Les Émirats arabes unis viennent de signer un contrat sur l'acquisition de 80 avions de combat français. Il s'agit d'une commande ferme, la plus importante jamais signée par Dassault Aviation. Cette signature a eu lieu ce vendredi matin, lors de la première étape, aux Emirats arabes unis, de la tournée régionale d'Emmanuel Macron dans le Golfe. Cette signature est-elle le signe que, en matière militaire, prédomine toujours les intérêts nationaux sur une potentielle coopération européenne ?
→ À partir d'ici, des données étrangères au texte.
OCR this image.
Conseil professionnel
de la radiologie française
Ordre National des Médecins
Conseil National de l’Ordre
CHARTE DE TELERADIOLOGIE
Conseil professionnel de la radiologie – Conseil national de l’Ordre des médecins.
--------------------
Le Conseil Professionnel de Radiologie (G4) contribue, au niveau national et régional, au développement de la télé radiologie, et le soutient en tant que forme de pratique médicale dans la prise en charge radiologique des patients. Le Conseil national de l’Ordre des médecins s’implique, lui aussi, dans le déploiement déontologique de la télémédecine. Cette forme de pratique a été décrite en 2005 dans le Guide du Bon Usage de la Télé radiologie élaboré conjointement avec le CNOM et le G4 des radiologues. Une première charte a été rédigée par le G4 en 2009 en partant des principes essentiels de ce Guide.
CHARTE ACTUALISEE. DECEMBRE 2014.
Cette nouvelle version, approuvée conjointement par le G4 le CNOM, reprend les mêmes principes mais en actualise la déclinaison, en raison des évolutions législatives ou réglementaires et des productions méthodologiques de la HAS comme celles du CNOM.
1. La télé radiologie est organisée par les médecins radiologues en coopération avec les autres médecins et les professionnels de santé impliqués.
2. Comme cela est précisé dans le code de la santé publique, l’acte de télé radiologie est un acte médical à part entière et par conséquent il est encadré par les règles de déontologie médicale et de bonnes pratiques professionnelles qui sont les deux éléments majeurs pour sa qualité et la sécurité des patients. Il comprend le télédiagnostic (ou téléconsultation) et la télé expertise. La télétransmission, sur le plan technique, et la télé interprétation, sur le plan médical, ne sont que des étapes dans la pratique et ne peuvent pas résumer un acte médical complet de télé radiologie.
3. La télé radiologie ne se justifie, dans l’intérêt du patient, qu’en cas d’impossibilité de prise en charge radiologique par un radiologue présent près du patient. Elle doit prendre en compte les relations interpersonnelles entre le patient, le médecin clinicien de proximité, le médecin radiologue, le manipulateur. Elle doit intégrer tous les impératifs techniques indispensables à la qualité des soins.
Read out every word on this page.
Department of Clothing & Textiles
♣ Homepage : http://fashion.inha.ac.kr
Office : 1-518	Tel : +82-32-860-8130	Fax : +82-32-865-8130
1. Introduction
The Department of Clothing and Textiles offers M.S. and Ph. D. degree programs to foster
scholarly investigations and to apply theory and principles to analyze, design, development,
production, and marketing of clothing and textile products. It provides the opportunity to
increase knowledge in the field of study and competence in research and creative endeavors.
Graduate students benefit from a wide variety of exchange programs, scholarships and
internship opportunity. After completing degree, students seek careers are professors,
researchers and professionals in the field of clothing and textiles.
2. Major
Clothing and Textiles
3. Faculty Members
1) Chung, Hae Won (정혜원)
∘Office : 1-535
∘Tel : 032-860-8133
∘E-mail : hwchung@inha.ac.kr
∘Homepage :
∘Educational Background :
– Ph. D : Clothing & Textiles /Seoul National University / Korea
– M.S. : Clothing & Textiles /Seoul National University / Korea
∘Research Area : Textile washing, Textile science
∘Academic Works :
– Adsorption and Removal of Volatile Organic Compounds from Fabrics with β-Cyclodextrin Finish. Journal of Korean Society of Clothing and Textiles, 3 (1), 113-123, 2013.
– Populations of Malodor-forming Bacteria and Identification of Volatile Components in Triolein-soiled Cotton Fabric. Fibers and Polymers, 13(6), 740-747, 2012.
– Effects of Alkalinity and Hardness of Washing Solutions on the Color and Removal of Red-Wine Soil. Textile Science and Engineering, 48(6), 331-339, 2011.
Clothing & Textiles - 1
D’abord la signature d’un contrat pour la vente de 80 rafales en configuration F4 est, à double titre, une très bonne nouvelle car elle vient conforter le lancement en janvier 2019 du développement d’un nouveau standard majeur, le F4 qui fera du rafale un avion capable de se hisser au niveau des avions de 5ème génération comme le F35 américain ou le FC-31 chinois, furtivité en moins. Ce contrat est aussi bienvenu pour notre industrie de Défense, ses leaders comme Dassault, Thalès et Safran mais aussi pour les 800 entreprises sous-traitantes impliquées dans ce projet. Il aura un impact positif sur l’emploi industriel car Dassault va devoir au moins doubler sa chaine de montage et les sous-traitants embaucher aussi. Ce contrat va avoir en plus un impact opérationnel car il va permettre d’accélérer la mise à niveau de notre flotte au standard F4 qui porte essentiellement sur 4 domaines : l’armement, l’interconnectivité, l’amélioration des capteurs et le soutien et la disponibilité des appareils.

En revanche, il enlève des arguments de poids à tous ceux qui poursuivent le rêve d’une Europe de la Défense et d’une coopération en matière d’armement d’autant plus que, depuis 50 ans, les projets de coopération européenne en matière d’avion de chasse lancés par les dirigeants politiques ne se sont jamais concrétisés pour la France pour plusieurs raisons. Les besoins ne sont pas les mêmes en Allemagne et en France. La France a besoin d’un avion capable d’apponter sur un PA et de transporter l’arme nucléaire. Ce n’est pas le cas pour les allemands. Par ailleurs, le niveau technologique et les savoir-faire de la France en matière d’avion de chasse sont supérieurs à ceux de l’Allemagne ; se pose alors le défi de la protection de nos expertises. Ensuite si l’attribution de la maitrise d’œuvre à la France finit par s’imposer, la protection de nos expertises est difficilement compatible avec une répartition au prorata des commandes de la charge industrielle. Enfin, fabriquer en coopération avec l’Allemagne limite les pays vers lesquels on peut exporter. Last but not least, la coopération accroit les délais et les coûts. Enfin l’Allemagne qui dépend de la protection américaine est beaucoup moins favorable que nous pour ces projets et n’accepte de coopérer que si elle tire un bénéfice industriel suffisant, ce qui est peu compatible avec la protection de notre avance technologique.

Au final, l’Europe de la Défense est un projet politique essentiellement porté par la France qui trouve peu d’écho chez nos partenaires qui ont fait le choix de remettre leur défense dans les mains des américains. La pire erreur serait que la poursuite d’un objectif politique chimérique se fasse au détriment de notre industrie d’armement et de l’emploi industriel en France qui est déjà deux fois moins important en pourcentage qu’en Allemagne.